Места здешние богатыми считались, богатыми своим трудом. А в серповые времена пропало все без остатку, — прямо сатана какая по Новгородчине шатанула да разнесла все в пух. В монгольское-то иго нас не смогли изничтожить, а здеся сами своих согноили.
Вон, выше по Мсте, километрах в пяти отсюдова, курганы стоят — видели? Прямо на отлогом берегу реки. Про них в наших местах народ всякие интересные легенды рассказывал. Не ведаю, правда это али нет, но рассказы давние — с моей дитячьей молодости.
Известно, что татары в Новгороде не были, не попали, а очень хотели. Знали, что Господин Великий Новгород богат и поживиться им будет чем. Но сквозь леса да болота пройти к нему не смогли. Дошли только до верховьев Мсты — там, где сейчас стоят Боровичи. От бродячих шишиг узнали, что река эта в Ильмень-озеро впадает и что по весне, в разлив, по ней на лодках доплыть до озера можно. А от озера до Новгорода по Волхову рукой подать. Получив такие сведения, решили со своими лошаденками спуститься на ладьях по Мсте под самый Новгород и разорить его, как другие города Руси. Нагайками заставили местных людишек строить для них ладьи.
Но мстенские верховые тайком послали гонцов в Новгород с сообщением о вражеской затее. Гонцы возвратились из Новгорода с приказом от работы не отказываться, а наоборот — угождать степнякам и клепать ладьи, как положено. К полной воде и к подходу большого татарского отряда все ладьи должны быть готовы.
Новгородские начальные люди — начальники — разработали хитрый план: как только мстинцы закончат строить ладьи, в верховье из Новгорода прибудут ушкуйники и наймутся кормчими на суда. Степняки плавать не умели и управлять ладьями не могли. В среднем течении Мсты ушкуйники выберут место, где река разрезает высокие отроги Валдая и становится глубокой да узкой. В здешнем народе место это называется трубочкой. На высоком берегу, поросшем вековыми елями и соснами в три обхвата, на уровне человеческих плеч ушкуйники отмерят расстояние длиной в двадцать судов с промежутками между ними, подрубят по всему отмеренному берегу громадные тяжеленные стволы и привяжут их пеньковыми канатами к задним, неподрубленным деревьям. И как только суда с татарскими воинами и лошадьми вошли в мстинскую “трубочку”, под подрубленные стволы, ушкуйники на высоком берегу по свистку кормчего с последней ладьи разрубили топорами канаты, и на татар в ладьях свалились с высоты вековые сосны и ели. Сам лес обрушился на степняков! Одновременно, по свистку, новгородцы и мстинцы нырнули в воду, поплыли к ладьям. Очень немногих выплывших татар добили на берегах реки. Долго после этого по течению Мсты собирали трупы утонувших врагов и хоронили на пологом берегу. Курганы были не круглыми, как у русских, а прямоугольными.
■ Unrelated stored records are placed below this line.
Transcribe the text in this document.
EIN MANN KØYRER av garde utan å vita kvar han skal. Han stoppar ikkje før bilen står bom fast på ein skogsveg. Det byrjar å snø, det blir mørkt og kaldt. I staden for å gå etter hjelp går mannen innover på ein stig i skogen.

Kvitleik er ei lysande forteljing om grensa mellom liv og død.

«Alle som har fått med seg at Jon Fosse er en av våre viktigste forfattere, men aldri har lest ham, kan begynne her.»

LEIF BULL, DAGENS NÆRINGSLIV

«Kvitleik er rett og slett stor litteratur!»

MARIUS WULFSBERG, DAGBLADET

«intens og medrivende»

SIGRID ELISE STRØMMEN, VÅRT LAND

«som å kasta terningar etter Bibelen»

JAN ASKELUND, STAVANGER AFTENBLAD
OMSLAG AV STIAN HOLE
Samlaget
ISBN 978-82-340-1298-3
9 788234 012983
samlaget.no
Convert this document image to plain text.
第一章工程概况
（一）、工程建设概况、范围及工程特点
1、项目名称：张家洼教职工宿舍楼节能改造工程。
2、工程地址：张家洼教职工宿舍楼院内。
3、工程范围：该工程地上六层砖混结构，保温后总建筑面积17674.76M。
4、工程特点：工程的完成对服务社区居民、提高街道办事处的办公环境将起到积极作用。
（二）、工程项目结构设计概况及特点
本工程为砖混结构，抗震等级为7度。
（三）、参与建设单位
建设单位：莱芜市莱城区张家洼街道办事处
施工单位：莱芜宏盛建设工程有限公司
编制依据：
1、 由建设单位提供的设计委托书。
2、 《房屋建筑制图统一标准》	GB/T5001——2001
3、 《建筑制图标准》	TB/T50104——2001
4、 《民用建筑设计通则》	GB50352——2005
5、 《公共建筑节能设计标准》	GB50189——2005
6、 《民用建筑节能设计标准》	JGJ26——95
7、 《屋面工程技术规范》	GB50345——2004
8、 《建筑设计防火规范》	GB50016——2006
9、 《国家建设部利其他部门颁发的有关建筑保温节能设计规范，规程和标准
Вот такой русский народец жил тогда в этих краях, да и командиры у него были с головами на плечах. А теперича что? Полное вокруг опрощенство — никто ничего не знает, не умеет. Знания-то раскулачили да в Сибирь выслали на мошкару. Опыт вековой уничтожили. Хозяйства рухнули, хозяев погубили. Воры-начальники пришли править… Вор-то кроме воровского дела ничего не может. Его надобно обслуживать. Вскорости и вора-то некому будет обслуживать — произойдет всеобщее наступление убогости, ведь любовь к деланью потеряна. В миру все перевернули. Когда вместо Бога вождя-истукана поставили, как в поганые времена, дак сразу начались аресты, ссылки, тюрьмы и убиения всего и вся — сплошная мухатень пошла да сгубила вконец! И совесть тоже… Вон бабку — хозяйку избы, у которой в зимовке живу, спросил однажды, чего они, местные, делали после построения своего колхозу в тридцатые годы-то. А она мне и говорит: “Что, батенька, делали — серпом по молоту стучали… Вот что делали… Хамунизм строили”.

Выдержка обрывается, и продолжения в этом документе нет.